Multiple logistic regression analysis of the patient demographics and clinical factors revealed that socioeconomic status and type of epilepsy were the variables that best explained nonadherence in our cohort. Other than that, the most common reason for nonadherence was forgetfulness of PWE. This finding is in accordance with those of studies conducted by Liu et al(13) and Paschal et al,(24) who reported that the primary reason for nonadherence in their study cohort was forgetfulness (69.6% and 32.5%, respectively). Johnbull et al(15) observed that forgetfulness was the reason for nonadherence in only 40.7% of their study cohort.

MMAS-4, which is a validated and reliable tool with a significant linear relationship with adherence, was used to measure adherence in our study. However, this tool has the disadvantage of recall bias, and hence, has the tendency to overestimate adherence level. In order to reduce the bias related to the assessment of adherence using the four-item scale, it has been suggested that the responses given by PWE should be cross-verified with data on prescription refills and/or the number of AEDs remaining with the patients, wherever possible.

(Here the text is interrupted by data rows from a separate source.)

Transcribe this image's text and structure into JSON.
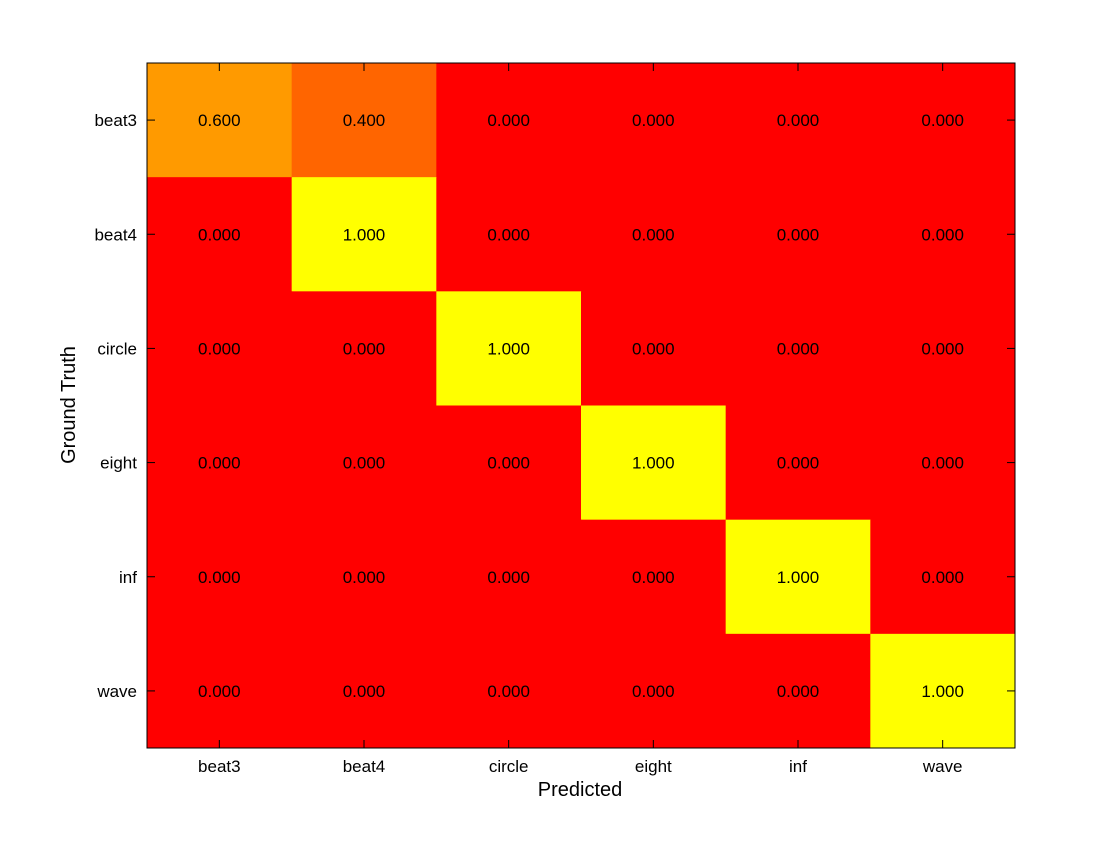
{
  "chart_data": {
    "type": "heatmap",
    "title": "",
    "xlabel": "Predicted",
    "ylabel": "Ground Truth",
    "x_categories": [
      "beat3",
      "beat4",
      "circle",
      "eight",
      "inf",
      "wave"
    ],
    "y_categories": [
      "beat3",
      "beat4",
      "circle",
      "eight",
      "inf",
      "wave"
    ],
    "values": [
      [
        0.6,
        0.4,
        0.0,
        0.0,
        0.0,
        0.0
      ],
      [
        0.0,
        1.0,
        0.0,
        0.0,
        0.0,
        0.0
      ],
      [
        0.0,
        0.0,
        1.0,
        0.0,
        0.0,
        0.0
      ],
      [
        0.0,
        0.0,
        0.0,
        1.0,
        0.0,
        0.0
      ],
      [
        0.0,
        0.0,
        0.0,
        0.0,
        1.0,
        0.0
      ],
      [
        0.0,
        0.0,
        0.0,
        0.0,
        0.0,
        1.0
      ]
    ],
    "value_format_decimals": 3,
    "colormap": "autumn",
    "color_low": "#ff0000",
    "color_high": "#ffff00",
    "value_range": [
      0,
      1
    ],
    "grid": false,
    "legend": "none"
  }
}
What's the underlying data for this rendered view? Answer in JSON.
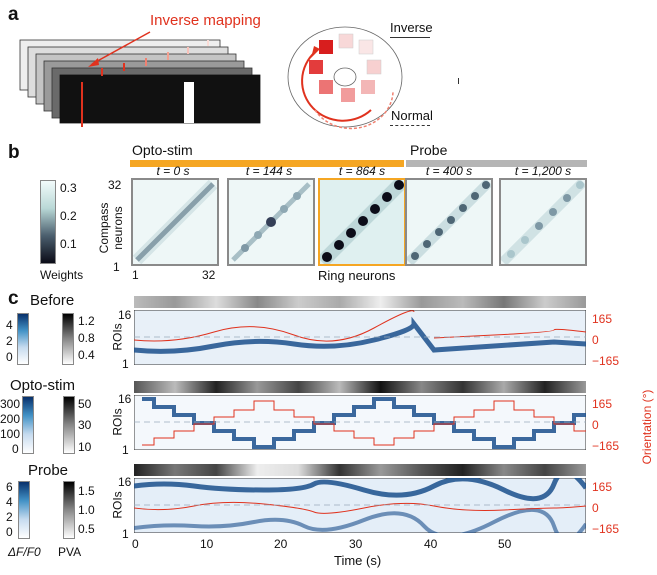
{
  "panel_a": {
    "letter": "a",
    "inverse_mapping_label": "Inverse mapping",
    "inverse_label": "Inverse",
    "normal_label": "Normal"
  },
  "panel_b": {
    "letter": "b",
    "opto_stim_label": "Opto-stim",
    "probe_label": "Probe",
    "colorbar_ticks": [
      "0.3",
      "0.2",
      "0.1"
    ],
    "colorbar_title": "Weights",
    "y_axis_label": "Compass neurons",
    "y_top": "32",
    "y_bottom": "1",
    "x_left": "1",
    "x_right": "32",
    "x_axis_label": "Ring neurons",
    "panels": [
      {
        "title": "t = 0 s"
      },
      {
        "title": "t = 144 s"
      },
      {
        "title": "t = 864 s"
      },
      {
        "title": "t = 400 s"
      },
      {
        "title": "t = 1,200 s"
      }
    ]
  },
  "panel_c": {
    "letter": "c",
    "rows": [
      {
        "title": "Before",
        "dff_ticks": [
          "4",
          "2",
          "0"
        ],
        "pva_ticks": [
          "1.2",
          "0.8",
          "0.4"
        ]
      },
      {
        "title": "Opto-stim",
        "dff_ticks": [
          "300",
          "200",
          "100",
          "0"
        ],
        "pva_ticks": [
          "50",
          "30",
          "10"
        ]
      },
      {
        "title": "Probe",
        "dff_ticks": [
          "6",
          "4",
          "2",
          "0"
        ],
        "pva_ticks": [
          "1.5",
          "1.0",
          "0.5"
        ]
      }
    ],
    "colorbar_dff_label": "ΔF/F0",
    "colorbar_pva_label": "PVA",
    "rois_label": "ROIs",
    "roi_top": "16",
    "roi_bottom": "1",
    "orientation_label": "Orientation (°)",
    "orientation_ticks": [
      "165",
      "0",
      "−165"
    ],
    "time_ticks": [
      "0",
      "10",
      "20",
      "30",
      "40",
      "50"
    ],
    "time_label": "Time (s)",
    "accent_color": "#e0321e"
  }
}
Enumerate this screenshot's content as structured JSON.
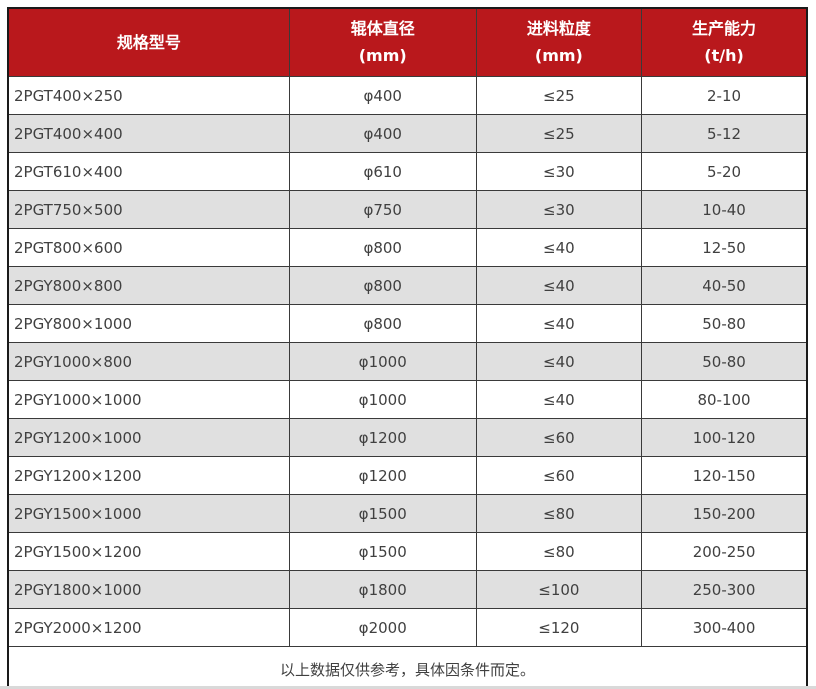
{
  "colors": {
    "header_bg": "#b9181c",
    "header_text": "#ffffff",
    "row_bg": "#ffffff",
    "row_alt_bg": "#e0e0e0",
    "grid_line": "#3a3a3a",
    "outer_border": "#1a1a1a",
    "cell_text": "#404040",
    "page_bg": "#ffffff"
  },
  "table": {
    "columns": [
      {
        "label": "规格型号",
        "unit": ""
      },
      {
        "label": "辊体直径",
        "unit": "(mm)"
      },
      {
        "label": "进料粒度",
        "unit": "(mm)"
      },
      {
        "label": "生产能力",
        "unit": "(t/h)"
      }
    ],
    "rows": [
      [
        "2PGT400×250",
        "φ400",
        "≤25",
        "2-10"
      ],
      [
        "2PGT400×400",
        "φ400",
        "≤25",
        "5-12"
      ],
      [
        "2PGT610×400",
        "φ610",
        "≤30",
        "5-20"
      ],
      [
        "2PGT750×500",
        "φ750",
        "≤30",
        "10-40"
      ],
      [
        "2PGT800×600",
        "φ800",
        "≤40",
        "12-50"
      ],
      [
        "2PGY800×800",
        "φ800",
        "≤40",
        "40-50"
      ],
      [
        "2PGY800×1000",
        "φ800",
        "≤40",
        "50-80"
      ],
      [
        "2PGY1000×800",
        "φ1000",
        "≤40",
        "50-80"
      ],
      [
        "2PGY1000×1000",
        "φ1000",
        "≤40",
        "80-100"
      ],
      [
        "2PGY1200×1000",
        "φ1200",
        "≤60",
        "100-120"
      ],
      [
        "2PGY1200×1200",
        "φ1200",
        "≤60",
        "120-150"
      ],
      [
        "2PGY1500×1000",
        "φ1500",
        "≤80",
        "150-200"
      ],
      [
        "2PGY1500×1200",
        "φ1500",
        "≤80",
        "200-250"
      ],
      [
        "2PGY1800×1000",
        "φ1800",
        "≤100",
        "250-300"
      ],
      [
        "2PGY2000×1200",
        "φ2000",
        "≤120",
        "300-400"
      ]
    ],
    "footnote": "以上数据仅供参考，具体因条件而定。"
  }
}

To conclude, the present study found that socioeconomic class and type of epilepsy have a significant influence on the adherence of PWE to AED therapy, and that forgetfulness is the primary reason for AED nonadherence among PWE. The only limitation of the present study was that it was carried out in a tertiary healthcare setting, which made it difficult for us to extrapolate our findings to the general population. We suggest that further studies be conducted using multiple validated tools to measure adherence in a more varied population in order to better address the issue of AED adherence among PWE.